The failure of the institutions to work consistently – their stop/go operation and the constant round of discussions and initiatives - has not helped to foster the development of sufficient mutual trust and confidence. Difficulties in the institutions have both stemmed from and further fuelled the absence of those two qualities. An absence of sufficient unionist trust in the good faith of nationalism, and specifically in republicanism, has been a significant cause of these difficulties. This in turn has left nationalists and republicans questioning unionist commitment to working the Agreement in full.

And so it is that we have reached an important juncture in the process. We have all got here by different journeys.

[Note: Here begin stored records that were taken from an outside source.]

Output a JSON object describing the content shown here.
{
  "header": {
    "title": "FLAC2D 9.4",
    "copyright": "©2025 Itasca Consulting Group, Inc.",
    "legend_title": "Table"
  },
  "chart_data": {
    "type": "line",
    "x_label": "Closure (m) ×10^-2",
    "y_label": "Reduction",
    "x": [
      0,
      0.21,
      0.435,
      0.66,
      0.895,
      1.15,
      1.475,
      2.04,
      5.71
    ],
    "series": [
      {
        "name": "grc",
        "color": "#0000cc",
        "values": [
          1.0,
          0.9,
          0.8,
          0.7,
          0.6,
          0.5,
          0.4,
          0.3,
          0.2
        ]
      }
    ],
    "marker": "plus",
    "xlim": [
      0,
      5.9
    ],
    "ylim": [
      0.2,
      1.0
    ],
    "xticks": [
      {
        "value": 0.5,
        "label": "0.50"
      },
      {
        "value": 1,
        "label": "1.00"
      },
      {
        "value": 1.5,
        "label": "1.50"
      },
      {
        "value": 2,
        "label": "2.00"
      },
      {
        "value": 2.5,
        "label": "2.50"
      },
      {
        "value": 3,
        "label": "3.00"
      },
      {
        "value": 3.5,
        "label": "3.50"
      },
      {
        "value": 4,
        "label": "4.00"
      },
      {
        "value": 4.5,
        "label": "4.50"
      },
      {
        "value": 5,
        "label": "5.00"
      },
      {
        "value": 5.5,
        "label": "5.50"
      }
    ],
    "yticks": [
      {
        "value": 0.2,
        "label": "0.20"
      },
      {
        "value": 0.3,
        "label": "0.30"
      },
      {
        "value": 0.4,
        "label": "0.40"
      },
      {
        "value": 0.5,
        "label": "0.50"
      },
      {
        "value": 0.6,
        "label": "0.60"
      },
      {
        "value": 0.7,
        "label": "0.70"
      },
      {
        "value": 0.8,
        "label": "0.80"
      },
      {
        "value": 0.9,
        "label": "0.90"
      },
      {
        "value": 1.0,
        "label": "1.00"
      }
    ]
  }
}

For our part, as constitutional Nationalists, we finessed our thinking into a modern context as far back as the New Ireland Forum of 1983-84. In the Downing Street Declaration of 1993, the two Governments stated that the “ending of divisions can come about only through the agreement and cooperation of the people, North and South, representing both traditions in Ireland”. We made a solemn commitment “to promote cooperation at all levels” and made clear that our goal was “to foster agreement and reconciliation, leading to a new political framework founded on consent and encompassing arrangements within Northern Ireland, for the whole island, and between these islands”. Importantly, both Governments also recognised in that Declaration that “the development of Europe will, of itself, require new approaches to serve interests common to both parts of the island of Ireland, and to Ireland and the United Kingdom as partners in the European Union”.